Wow, what a week. For reasons that I don't completely understand, this one was very draining. For me. Your mileage may vary, of course.
Here's some of the excitement on the 'Derby the past few days:
- Keri told us about a mom who actually went through with the threat we've all made -- "I'll stop this car and throw you right out!" Some people took her side, implying that this was just another example of "free-range kids." The only time my mother ever tossed me out of the car was when she was teaching me how to drive. But I was 17 at the time. (Of course, I still don't have my license. That's not her fault, though.)

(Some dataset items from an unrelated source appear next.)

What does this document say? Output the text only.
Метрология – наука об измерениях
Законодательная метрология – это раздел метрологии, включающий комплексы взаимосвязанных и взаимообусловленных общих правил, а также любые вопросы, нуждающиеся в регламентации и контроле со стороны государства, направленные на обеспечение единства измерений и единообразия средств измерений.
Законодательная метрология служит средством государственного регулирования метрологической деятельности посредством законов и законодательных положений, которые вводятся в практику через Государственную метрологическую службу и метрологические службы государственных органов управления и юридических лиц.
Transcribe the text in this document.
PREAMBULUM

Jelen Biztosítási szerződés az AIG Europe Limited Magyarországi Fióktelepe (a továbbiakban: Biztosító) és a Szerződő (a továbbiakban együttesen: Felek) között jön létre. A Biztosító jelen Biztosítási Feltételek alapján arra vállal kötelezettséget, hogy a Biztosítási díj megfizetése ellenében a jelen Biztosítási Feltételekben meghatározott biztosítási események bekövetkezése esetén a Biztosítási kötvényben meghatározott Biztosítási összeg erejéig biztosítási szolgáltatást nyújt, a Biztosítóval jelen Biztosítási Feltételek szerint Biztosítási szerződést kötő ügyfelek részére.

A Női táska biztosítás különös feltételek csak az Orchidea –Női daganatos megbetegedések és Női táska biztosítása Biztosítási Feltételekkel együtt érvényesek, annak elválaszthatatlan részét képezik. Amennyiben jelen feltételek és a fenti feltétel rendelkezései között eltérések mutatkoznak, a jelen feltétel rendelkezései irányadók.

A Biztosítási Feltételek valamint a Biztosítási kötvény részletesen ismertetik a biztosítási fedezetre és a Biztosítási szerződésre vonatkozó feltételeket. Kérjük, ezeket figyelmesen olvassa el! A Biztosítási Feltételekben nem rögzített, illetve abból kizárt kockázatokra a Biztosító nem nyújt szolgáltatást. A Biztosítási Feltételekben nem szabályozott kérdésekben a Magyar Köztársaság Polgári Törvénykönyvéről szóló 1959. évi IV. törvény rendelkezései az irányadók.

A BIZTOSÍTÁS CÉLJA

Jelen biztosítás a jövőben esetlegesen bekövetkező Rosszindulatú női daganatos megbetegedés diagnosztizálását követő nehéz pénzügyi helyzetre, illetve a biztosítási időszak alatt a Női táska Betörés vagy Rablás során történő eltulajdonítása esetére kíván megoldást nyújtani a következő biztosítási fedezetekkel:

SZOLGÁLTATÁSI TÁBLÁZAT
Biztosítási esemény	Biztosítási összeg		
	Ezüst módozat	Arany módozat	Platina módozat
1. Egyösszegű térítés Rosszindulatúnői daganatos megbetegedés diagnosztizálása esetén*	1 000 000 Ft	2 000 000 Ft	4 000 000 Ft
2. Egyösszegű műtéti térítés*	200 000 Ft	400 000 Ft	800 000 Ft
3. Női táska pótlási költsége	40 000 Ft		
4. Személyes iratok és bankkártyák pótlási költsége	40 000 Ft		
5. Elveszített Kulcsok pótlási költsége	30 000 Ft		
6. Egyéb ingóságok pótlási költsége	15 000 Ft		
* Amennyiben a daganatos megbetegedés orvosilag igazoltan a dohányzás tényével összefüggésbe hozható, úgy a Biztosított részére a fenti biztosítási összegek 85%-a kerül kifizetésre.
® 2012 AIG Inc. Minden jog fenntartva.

- One word: PANTIES! Thank you Madeline.
- Amy wrote about homemade baby food, and judging by the comments, this is the next battle in the Mommy Wars. Note to self: if you want to get people going, use the phrase "get a grip." Seems to work wonders. (Which is fine, by the way.)
- Kate wrote about some proposed new rules for corporal punishment, aka spanking. See, spanking the kids is one thing, but what about the more recrational forms of spanking? Will there be laws against that? (Don't answer that question, actually.)
- Hannah tugged at our heartstrings (no pun intended) by telling us about a little boy named Tucker, with Parents Find Unique Way to Pay for Child's Heart Surgery.
- Sunny wins the Headline of the Week award with Pregnant Woman Escapes Bear Attack - Gets Hit By Car. I have to agree with maeby, who questioned why a pregnant woman went for a hike in "bear heaven."
- Jeanne told us that chewing gum is a GOOD thing, despite what your teachers told you. So there, Mrs. Morrison! Take that!
- As for me, in honor of food week, I told you what I served my kids every day. I even tweeted it. No really. I did. There are pictures and everything.